First, as Landaburu himself says, the EU must stop fooling itself that political stability is sustainable under reactionary and authoritarian regimes. For Europe to support corrupt systems under the pretext of fighting a war against fundamentalist or terrorist movements whose credibility is in any case often questionable, is utterly unacceptable. Any assistance now offered to Arab states must always have democratic conditionality, something which the signatories of the Barcelona Declaration have already explicitly agreed to. Far from being a case of interfering in internal affairs, this is about promoting the fact that democracy is a basic right in any civilised nation. The EU must stop sacrificing its core values just in the name of keeping the peace.
The EU must also stop prioritising technical and economic co-operation over the promotion of democracy. To overcome the region’s political problems, the UfM aimed to reproduce the sense of European co-operation created after World War II by the European Coal and Steel Community (ECSC). The ECSC grouped democratic governments that were making a concerted effort to close the lid on a dark period of European history, and their institutions guaranteed this aim. But when autocrats have absolute control over the institutions in some Mediterranean states, this sort of concept simply doesn’t work. Any future technical and economic projects with these nations should therefore not simply overlook their political status but must incorporate actions to strengthen democracy.

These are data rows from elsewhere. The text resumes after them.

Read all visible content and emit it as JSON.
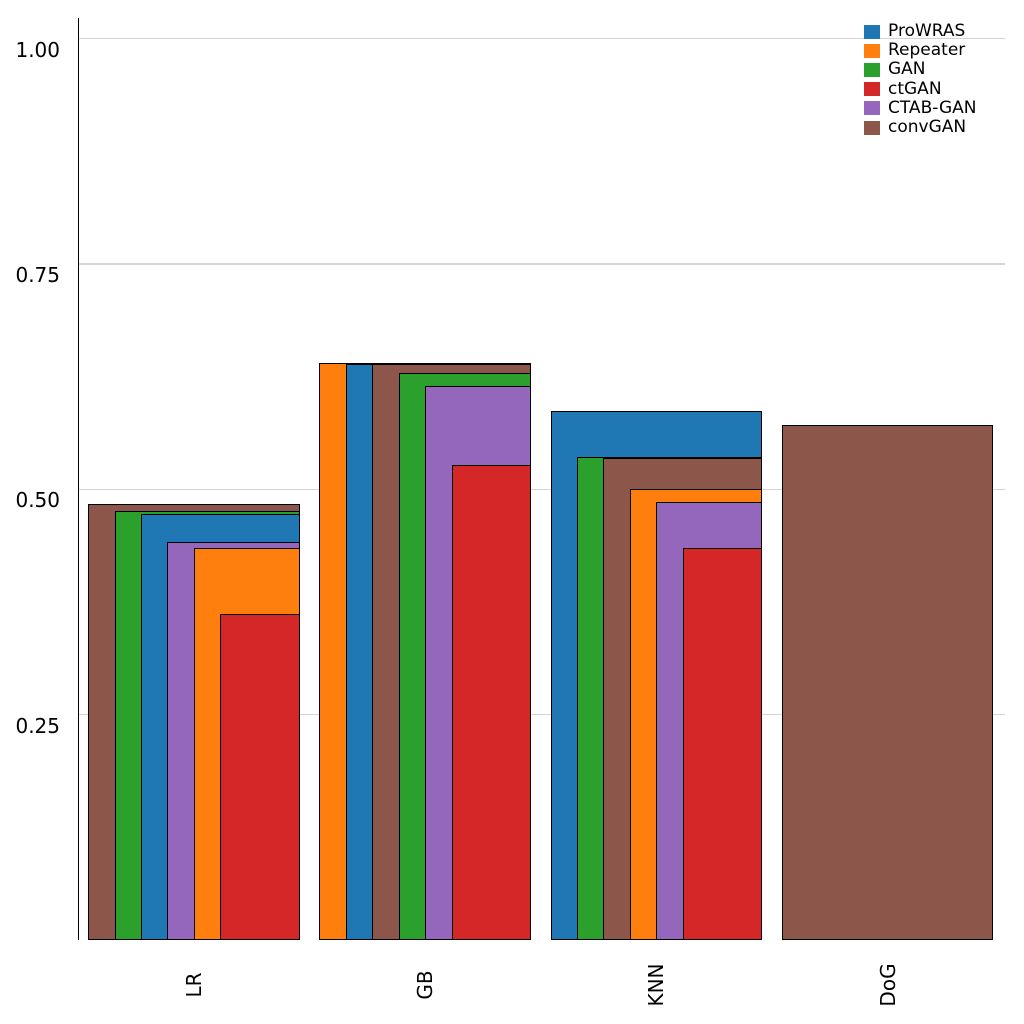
{
  "chart_data": {
    "type": "bar",
    "variant": "layered-overlay-sorted-desc",
    "title": "",
    "xlabel": "",
    "ylabel": "",
    "categories": [
      "LR",
      "GB",
      "KNN",
      "DoG"
    ],
    "series": [
      {
        "name": "ProWRAS",
        "color": "#1f77b4",
        "values": [
          0.472,
          0.639,
          0.587,
          null
        ]
      },
      {
        "name": "Repeater",
        "color": "#ff7f0e",
        "values": [
          0.435,
          0.64,
          0.5,
          null
        ]
      },
      {
        "name": "GAN",
        "color": "#2ca02c",
        "values": [
          0.476,
          0.629,
          0.536,
          null
        ]
      },
      {
        "name": "ctGAN",
        "color": "#d62728",
        "values": [
          0.362,
          0.527,
          0.435,
          null
        ]
      },
      {
        "name": "CTAB-GAN",
        "color": "#9467bd",
        "values": [
          0.441,
          0.615,
          0.486,
          null
        ]
      },
      {
        "name": "convGAN",
        "color": "#8c564b",
        "values": [
          0.484,
          0.639,
          0.535,
          0.571
        ]
      }
    ],
    "yticks": [
      0.25,
      0.5,
      0.75,
      1.0
    ],
    "ytick_labels": [
      "0.25",
      "0.50",
      "0.75",
      "1.00"
    ],
    "ylim": [
      0,
      1.023
    ],
    "grid": true,
    "grid_color": "#d4d4d4",
    "legend_position": "upper right",
    "bar_edge_color": "#000000"
  }
}
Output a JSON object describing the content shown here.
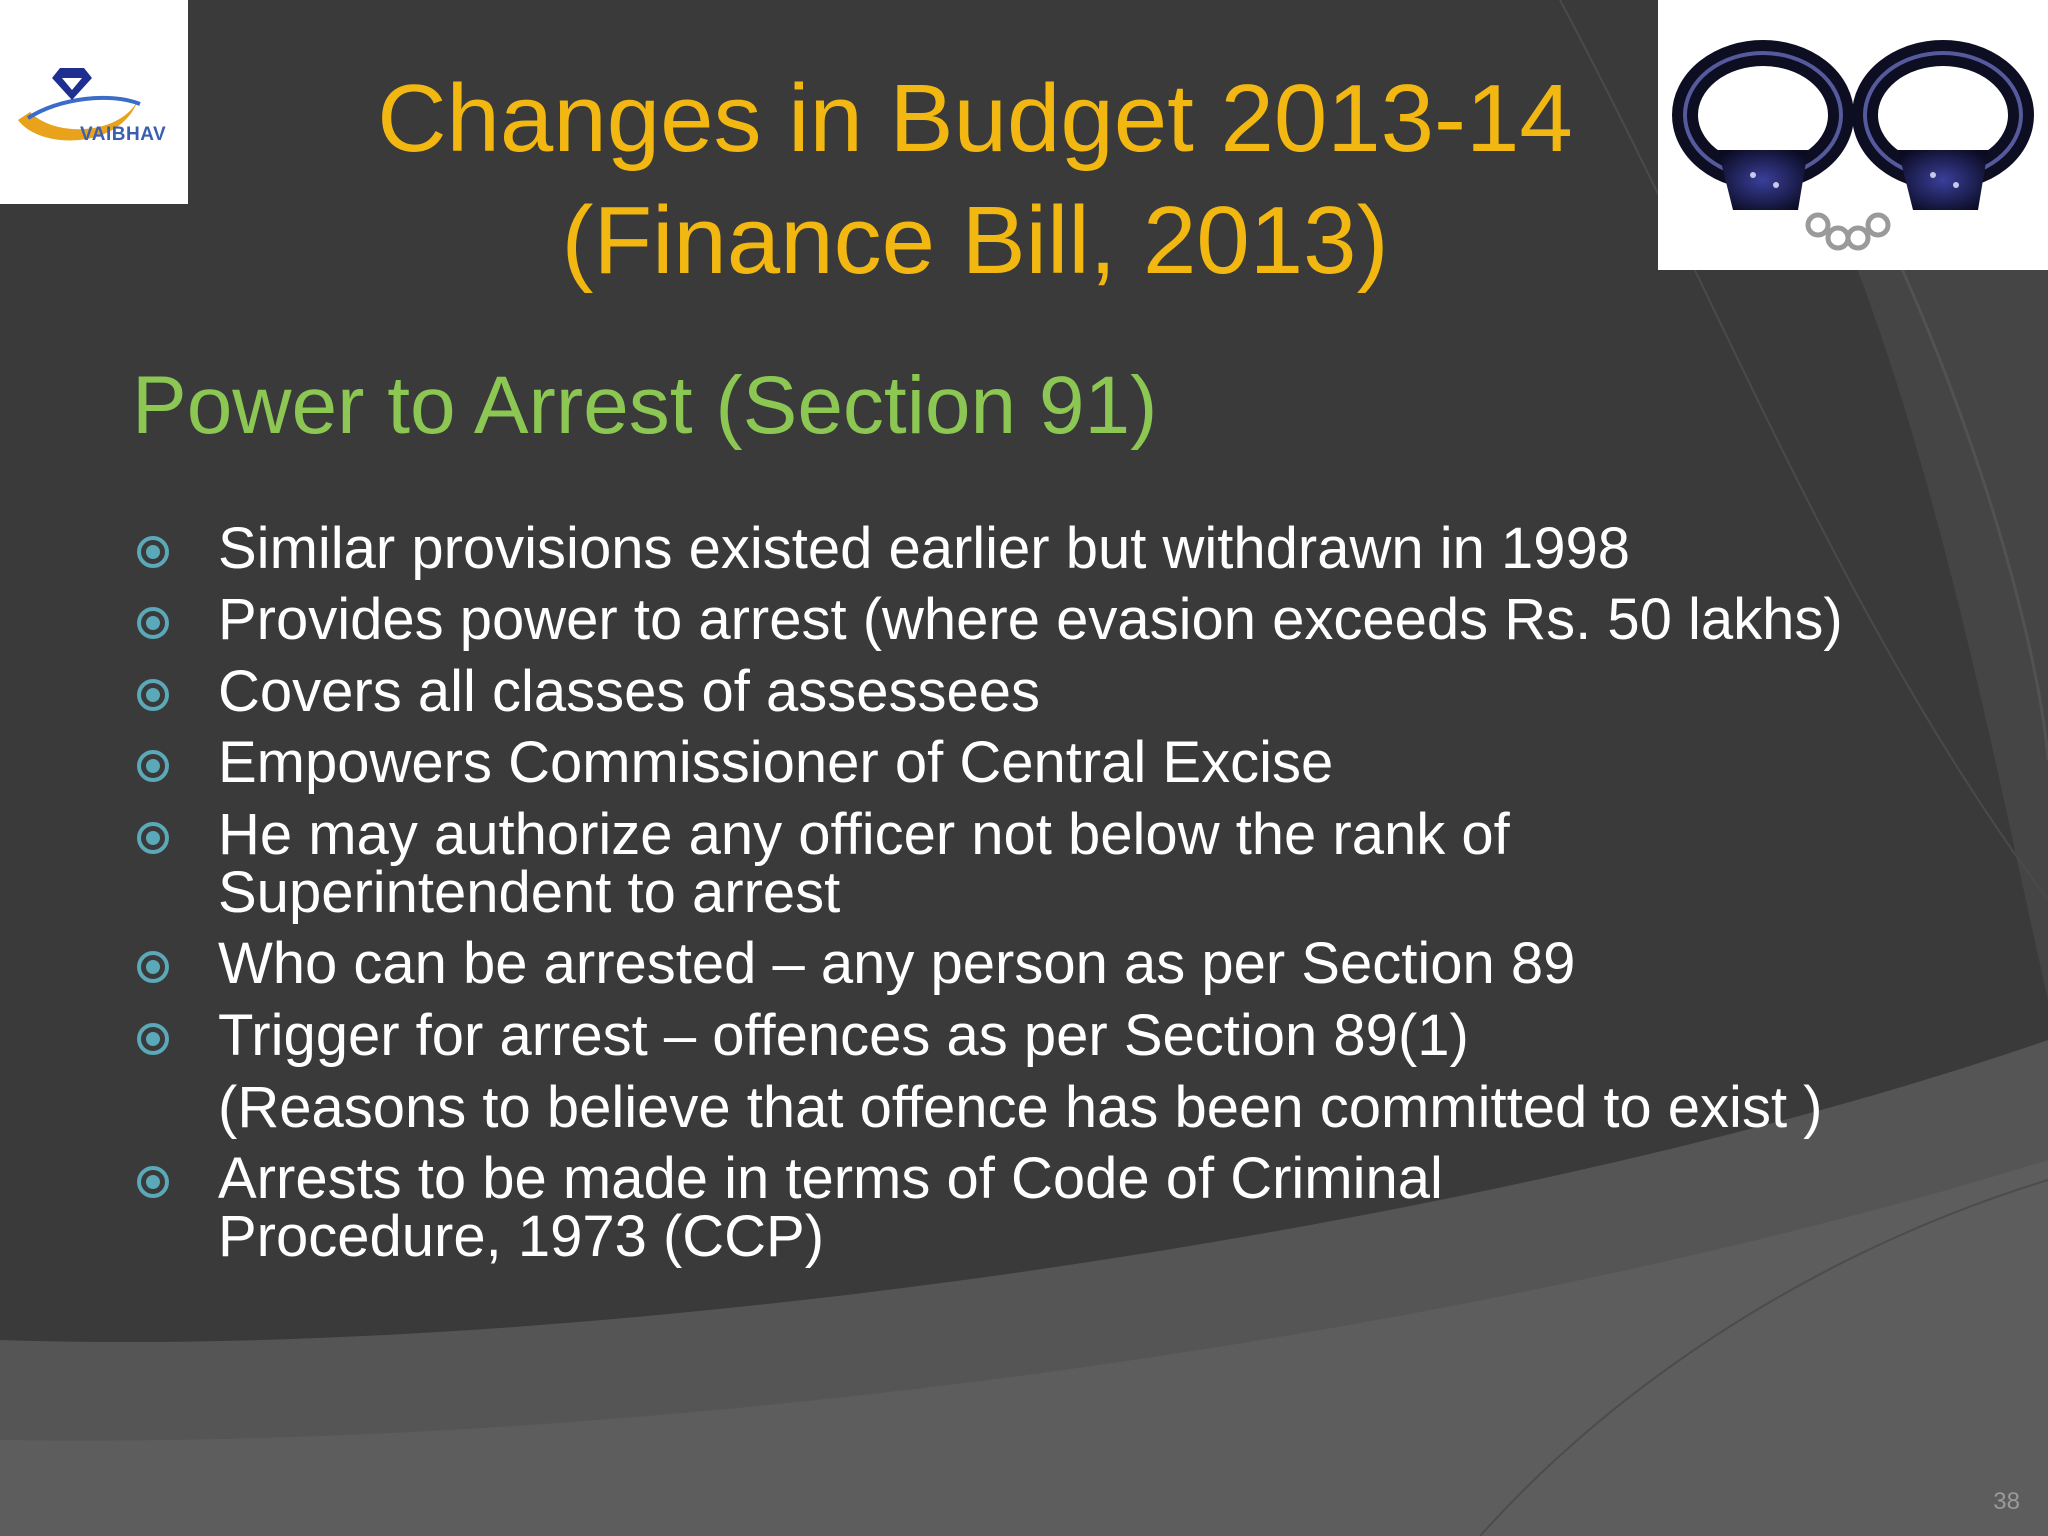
{
  "logo": {
    "text": "VAIBHAV",
    "accent_color": "#1f2f8f",
    "swoosh_color": "#e8a21b"
  },
  "title": {
    "line1": "Changes in Budget 2013-14",
    "line2": "(Finance Bill, 2013)",
    "color": "#f2b811"
  },
  "subtitle": {
    "text": "Power to Arrest (Section 91)",
    "color": "#8cc653"
  },
  "bullets": [
    {
      "text": "Similar provisions existed earlier  but withdrawn in 1998"
    },
    {
      "text": "Provides power to arrest (where evasion exceeds Rs. 50 lakhs)"
    },
    {
      "text": "Covers all classes of assessees"
    },
    {
      "text": "Empowers Commissioner of Central Excise"
    },
    {
      "line1": "He may authorize any officer not below the rank of",
      "line2": "Superintendent to arrest"
    },
    {
      "text": "Who can be arrested – any person as per Section 89"
    },
    {
      "text": "Trigger for arrest – offences  as per Section 89(1)"
    },
    {
      "text": " (Reasons to believe that offence has been committed to exist )"
    },
    {
      "line1": "Arrests to be made in terms of Code of Criminal",
      "line2": "Procedure,  1973 (CCP)"
    }
  ],
  "image": {
    "icon": "handcuffs-icon"
  },
  "bullet_icon": "circle-bullet-icon",
  "page_number": "38"
}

As to general economic relations, the EU must be aware that Euro-Mediterranean prosperity relies on co-operation between the EU and its Arab partners, and between the partner countries themselves. Foreign investors are put off by the insularity of Mediterranean countries’ markets, so South-South Co-operation, along with the resolution of conflicts that currently plague the region is going to be of the utmost importance.
Yet any relationship that the EU may try to build with the Arab world cannot be based purely on the freer movement of capital and goods. Limiting the free movement of people between supposed ‘partner countries’ is at best narrow-minded. Circular migration, family reunification and the more lenient granting of visas for, say, students and business people should make the EU more accessible to the whole Mediterranean region. The EU’s member states must work towards much more consistent immigration policies, for its current hostility is indeed “humiliating” for its Mediterranean neighbours.
The dynamism and social maturity shown by Arab civil society in some countries should be accompanied by much more substantial support from the EU. One of the great innovations of the Barcelona Process was its emphasis on strengthening civil society in the EMP, but the UfM has fallen short where this is concerned. Civil society, or ‘voices from the street’, should be considered to be as integral to relationships with partner countries as state institutions. As Landaburu also argues, the “newly-voiced aspirations” of the Arab people must be heard.
Finally, Islamaphobia is nothing but a hindrance to peaceful dialogue with partner countries. The Arab spring has showcased the vitality of Arab public opinion, demonstrating unequivocally that religion has no relevance to the rejection of autocratic regimes. Islam is a religion of diversity, and is clearly compatible with democratic governance. Saint-Exupéry wisely said, "If you differ from me, far from hurting me, you enrich me."